CHAPTER IV. THROUGH KHORASSAN.
Shahrood is at the exit from the mountains of the caravan route from Asterabad, Mazanderan, and the Caspian coast. The mountains overlooking it are bare and rocky. A good trade seems to be done by several firms of Russian-Armenians in exporting wool, cotton, and pelts to Russia, and handling Russian iron and petroleum. But for the iniquitous method of taxation, which consists really of looting the producing classes of all they can stand, the volume of trade here might easily be tenfold what it is.
Shahrood is, or rather was, one of the "four stations of terror," Mijamid, Miandasht, and Abassabad being the other three, so called on account of their exposed position and the consequent frequency of Turcoman attacks. Even nowadays they have their little ripples of excitement; rumors of Turcoman raids are heard in the bazaars, and news was brought in and telegraphed to Teheran a week ago that fifteen thousand sheep had been carried off from a district north of the mountains. Word comes back that a regiment of soldiers is on its way to chastise the Turcomans and recover the property; what really will happen, will be a horde of soldiers staying there long enough to devour what few sheep the poor people have left, and then returning without having seen, much less chastised, a Turcoman.
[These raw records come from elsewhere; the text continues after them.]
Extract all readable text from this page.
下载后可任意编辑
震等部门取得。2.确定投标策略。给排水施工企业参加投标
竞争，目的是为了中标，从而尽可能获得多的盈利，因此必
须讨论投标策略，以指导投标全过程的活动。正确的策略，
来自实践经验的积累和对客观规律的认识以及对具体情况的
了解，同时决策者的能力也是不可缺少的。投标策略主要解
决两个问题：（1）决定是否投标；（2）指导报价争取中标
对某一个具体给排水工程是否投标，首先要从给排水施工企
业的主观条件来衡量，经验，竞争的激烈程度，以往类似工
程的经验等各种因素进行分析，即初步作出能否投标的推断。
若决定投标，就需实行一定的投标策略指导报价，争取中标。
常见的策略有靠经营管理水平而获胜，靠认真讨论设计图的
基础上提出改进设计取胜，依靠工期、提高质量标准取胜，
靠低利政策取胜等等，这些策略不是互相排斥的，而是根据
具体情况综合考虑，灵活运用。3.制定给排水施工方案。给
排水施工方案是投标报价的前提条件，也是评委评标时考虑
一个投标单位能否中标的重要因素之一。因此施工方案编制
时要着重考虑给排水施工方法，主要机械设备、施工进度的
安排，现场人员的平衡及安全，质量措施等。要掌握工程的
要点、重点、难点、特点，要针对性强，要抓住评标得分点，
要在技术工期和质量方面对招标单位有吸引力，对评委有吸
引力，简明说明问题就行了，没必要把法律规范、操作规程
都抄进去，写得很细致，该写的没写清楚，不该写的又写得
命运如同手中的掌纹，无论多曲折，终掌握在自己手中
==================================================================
The Persian Government will notify the Russian Minister of the misdoings of the Turcomans, and ask to have them punished and the sheep restored; the Russian Minister will reply that these particular Turcomans were Persian subjects, and nothing further will be done.
Mr. Mclntyre is a canny Scot, a Royal Engineer, and weighs fully three hundred pounds; but with this avoirdupois he is far from being inactive, and together we ramble up the Asterabad Pass to take a look at the Bostam Valley on the other side. The valley isn't much to look at; no verdure, only a brown, barren plain, surrounded on all sides by equally brown, barren mountains. In the evening the Prince sends round a pheasant, and shortly after calls himself and partakes of tea and cigarettes,
I accept Mr. McIntyre's invitation to remain and rest up, but only for another day, my experience being that, when on the road, one or two days' rest is preferable to a longer period; one gets rested without getting out of condition. We take a stroll through the bazaar in the morning, and call in at the wine-shop of a Russian-Armenian trader named Makerditch, who keeps arrack and native wine, and sample some of the latter. In his shop is a badly stuffed Mazanderaii tiger, and the walls of the private sitting-room are decorated with rude, old-fashioned prints of saints and scriptural scenes. It is now the Persian New Year, and bright new garments and snowy turbans impart a gay appearance to the throngs in the bazaar, for everybody changed his wardrobe from tip to toe on eid-i-noo-roos (evening before New Year's Day), although the "great unwashed" of Persian society change never a garment for the next twelve months. Considering that the average lower-class Persian puts in a good share of this twelve months in the unprofitable process of scratching himself, one would think it must be an immense relief for him to cast away these old habiliments with all their horrid load of filth and vermin, and don a clean, new outfit; but the new ones soon get as thickly tenanted as the old; and many even put the new garments on over certain of the old ones, caring nothing for comfort and cleanliness, and everything for appearance. The Persian New Year's holiday lasts thirteen days, and on the evening of the thirteenth day everybody goes out into the fields and plucks flowers and grasses to present to his or her friends.
Governors of provinces who retain their position in consequence of having sent satisfactory tribute to the Shah, and ruled with at least a semblance of justice, get presents of new robes on New Year's Day, and those who have been unfortunate enough to lose the royal favor get removed: New Year's Day brings either sorrow or rejoicing to every Persian official's house.
The morning of my departure opens bright and warm after a thunder-storm the previous evening, and Mr. Mclntyre accompanies me to the outskirts of the city, to put me on the right road to Mijamid, my objective point for the day, eleven farsakhs distant. The streets are, of course, muddy and unridable, and ere the suburbs are overcome a messenger overtakes us from the Prince, begging me to return and drink tea with him before starting.
"Tell the Prince, the sahib sends salaams, but cannot spare the time to return," replies my companion, who knows Persian thoroughly. "You must come," says the messenger, "for the Khan of Bostam has arrived to pay the New Year's salaam to the Prince, and the Prince wants you to show him the bicycle."
"'Must come!' Tell the Prince that when the sahib gets fairly started, as he is now, with his bicycle, he wouldn't turn back for the Shah himself."
The messenger looks glum and crestfallen, as though very reluctant to return with such a message, a message that probably sounds to him strangely disrespectful, if not positively treasonable; but he sees the uselessness of bandying words, and so turns about, feeling and looking very foolish, for he addressed us very boldly and confidently before the whole crowd when he overtook us.